Элиза не считала себя какой-то особенной, не считала себя умной. Она прекрасно знала, что ничем не выделяется, потому что ей твердили об этом с раннего детства. Если ее бессмертная душа принадлежала Иисусу, то бренная плоть могла достаться любому, кто был готов накормить ее, одеть и дать кров. Так уж устроен мир. Но сейчас, под барабанную дробь ледяных капель, когда накопившаяся усталость навалилась на нее, словно дверь, ведущая в пустоту, она прижала к себе ребенка и с удивлением ощутила ранее неизвестное ей чувство. Оно напоминало гнев и отдавало такой же дерзостью, но все же это был не он. Никогда еще в жизни она не держала на руках существа настолько беспомощного и настолько неготового к жизни в этом мире. Элиза зарыдала, грустя о себе и о ребенке, сожалея о том, чего уже не могла исправить, а потом, выплакавшись, просто села, держа младенца на руках, и стала смотреть на дождь.
Элиза Маккензи Грей. Таково было ее полное имя, которое она шепотом повторяла малышу, словно открывая ему некую тайну, но не решаясь добавить:
Но ей встретился другой – ее новый работодатель, отпрыск семейства сахарного промышленника, носивший тонкий жилет с карманными часами и ухоженные усики, который однажды позвал Элизу в свой кабинет и спросил, как ее зовут, хотя к тому времени она работала в его доме уже два года. Как-то раз он тихонько постучал в дверь ее комнаты, беззвучно вошел, держа в руке свечу, и закрыл дверь за собой, прежде чем она успела встать с кровати и спросить, в чем дело. Теперь он лежал мертвый за много миль, на полу ее комнаты в луже черной крови.

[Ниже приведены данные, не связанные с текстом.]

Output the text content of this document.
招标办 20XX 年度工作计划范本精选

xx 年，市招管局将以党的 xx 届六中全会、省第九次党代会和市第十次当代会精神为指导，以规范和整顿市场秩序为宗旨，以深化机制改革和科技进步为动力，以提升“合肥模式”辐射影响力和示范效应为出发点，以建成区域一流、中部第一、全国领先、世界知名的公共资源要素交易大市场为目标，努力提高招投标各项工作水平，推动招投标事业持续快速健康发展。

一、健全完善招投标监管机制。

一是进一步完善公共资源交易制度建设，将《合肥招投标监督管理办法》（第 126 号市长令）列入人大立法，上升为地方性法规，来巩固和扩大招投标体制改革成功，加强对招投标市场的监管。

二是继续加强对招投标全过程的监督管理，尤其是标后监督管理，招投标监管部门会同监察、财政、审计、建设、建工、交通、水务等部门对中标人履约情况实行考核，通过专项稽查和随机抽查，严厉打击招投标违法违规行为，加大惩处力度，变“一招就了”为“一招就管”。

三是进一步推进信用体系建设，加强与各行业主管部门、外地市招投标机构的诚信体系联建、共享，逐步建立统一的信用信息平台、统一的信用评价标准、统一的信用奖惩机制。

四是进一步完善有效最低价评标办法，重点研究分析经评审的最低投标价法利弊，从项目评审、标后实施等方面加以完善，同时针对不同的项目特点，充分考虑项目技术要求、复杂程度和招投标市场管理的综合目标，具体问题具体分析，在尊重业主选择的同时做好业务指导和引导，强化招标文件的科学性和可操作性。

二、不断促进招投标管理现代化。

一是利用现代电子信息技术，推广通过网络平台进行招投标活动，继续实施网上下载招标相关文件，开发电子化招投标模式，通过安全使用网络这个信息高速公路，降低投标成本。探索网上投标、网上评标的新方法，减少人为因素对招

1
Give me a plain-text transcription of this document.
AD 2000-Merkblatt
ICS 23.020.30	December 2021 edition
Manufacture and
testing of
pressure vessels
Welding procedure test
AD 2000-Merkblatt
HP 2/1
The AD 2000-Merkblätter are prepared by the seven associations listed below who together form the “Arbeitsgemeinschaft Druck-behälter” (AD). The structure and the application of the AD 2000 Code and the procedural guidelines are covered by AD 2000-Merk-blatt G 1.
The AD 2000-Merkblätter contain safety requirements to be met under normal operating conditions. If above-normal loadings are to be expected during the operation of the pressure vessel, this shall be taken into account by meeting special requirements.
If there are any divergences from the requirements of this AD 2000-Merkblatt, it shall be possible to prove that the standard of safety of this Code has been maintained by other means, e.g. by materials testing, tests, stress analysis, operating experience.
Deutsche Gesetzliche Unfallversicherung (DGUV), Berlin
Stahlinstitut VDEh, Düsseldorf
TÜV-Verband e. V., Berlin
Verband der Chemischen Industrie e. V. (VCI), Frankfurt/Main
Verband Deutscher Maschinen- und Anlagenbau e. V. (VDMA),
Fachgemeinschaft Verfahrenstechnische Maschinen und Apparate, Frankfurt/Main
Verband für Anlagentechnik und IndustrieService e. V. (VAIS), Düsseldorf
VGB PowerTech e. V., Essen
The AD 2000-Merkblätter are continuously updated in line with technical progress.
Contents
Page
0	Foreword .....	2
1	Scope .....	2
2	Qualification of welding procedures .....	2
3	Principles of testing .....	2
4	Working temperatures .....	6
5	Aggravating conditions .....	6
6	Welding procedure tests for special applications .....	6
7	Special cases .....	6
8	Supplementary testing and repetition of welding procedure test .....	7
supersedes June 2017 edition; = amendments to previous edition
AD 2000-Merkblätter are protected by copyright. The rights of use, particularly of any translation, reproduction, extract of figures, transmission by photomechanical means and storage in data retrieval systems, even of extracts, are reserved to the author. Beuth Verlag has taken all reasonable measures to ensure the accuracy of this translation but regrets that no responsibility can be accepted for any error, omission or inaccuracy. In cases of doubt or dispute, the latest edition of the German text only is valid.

Убитый ее собственной рукой.
Небо на востоке начало светлеть. Когда ребенок захныкал от голода, Элиза вынула из кармана единственную оставшуюся у нее корочку хлеба, тщательно прожевала ее и вложила ему в рот. Тот принялся голодно посасывать кашицу, раскрыв глаза и не сводя взгляда с девушки. Кожа его была такой бледной, что под ней проступали уходящие вглубь тельца голубые вены. Элиза подползла к мертвой матери малыша и вытащила из складок ее юбки небольшую пачку фунтовых банкнот и маленький кошелек с монетами. Аккуратно развязав плащ женщины и вынув из рукавов ее руки, она откатила тело в сторону. На шее у покойницы висел кожаный шнурок с двумя тяжелыми ключами. От них все равно не было никакой пользы, так что Элиза даже не попыталась их отвязать. Лиловые юбки покойницы оказались для нее слишком длинными, и, бормоча заупокойную молитву, девушка закатывала их, подтыкая у пояса. Мать младенца, в отличие от Элизы, была довольно полной, даже пухловатой, с темными волосами; на ее груди и ребрах виднелись странные шрамы в виде неровных бороздок и пузырчатые следы – не как от ожогов или оспы, а такие, будто плоть ее расплавилась и так и застыла. Элиза даже думать не хотела о том, что могло бы нанести такие раны.
Новая одежда оказалась мягче ее собственной, нежнее и тоньше. На рассвете, когда паровоз затормозил на небольшом переезде, Элиза с ребенком на руках выскочила из вагона и пошла по рельсам к первой попавшейся платформе. Они оказались в деревушке Марлоу, а так как это имя было не хуже и не лучше других, Элиза решила так и назвать мальчика – Марлоу. Остановившись в единственной гостинице у старого трактира, она заплатила за комнату и улеглась на чистые простыни, даже не сняв ботинки. Ребенок прижался к ее теплой мягкой груди, и вместе они заснули.
Утром она купила билет третьего класса на поезд до Кембриджа, откуда они с малышом доехали до вокзала Кингс-Кросс, располагавшегося в мрачном, окутанном дымкой Лондоне.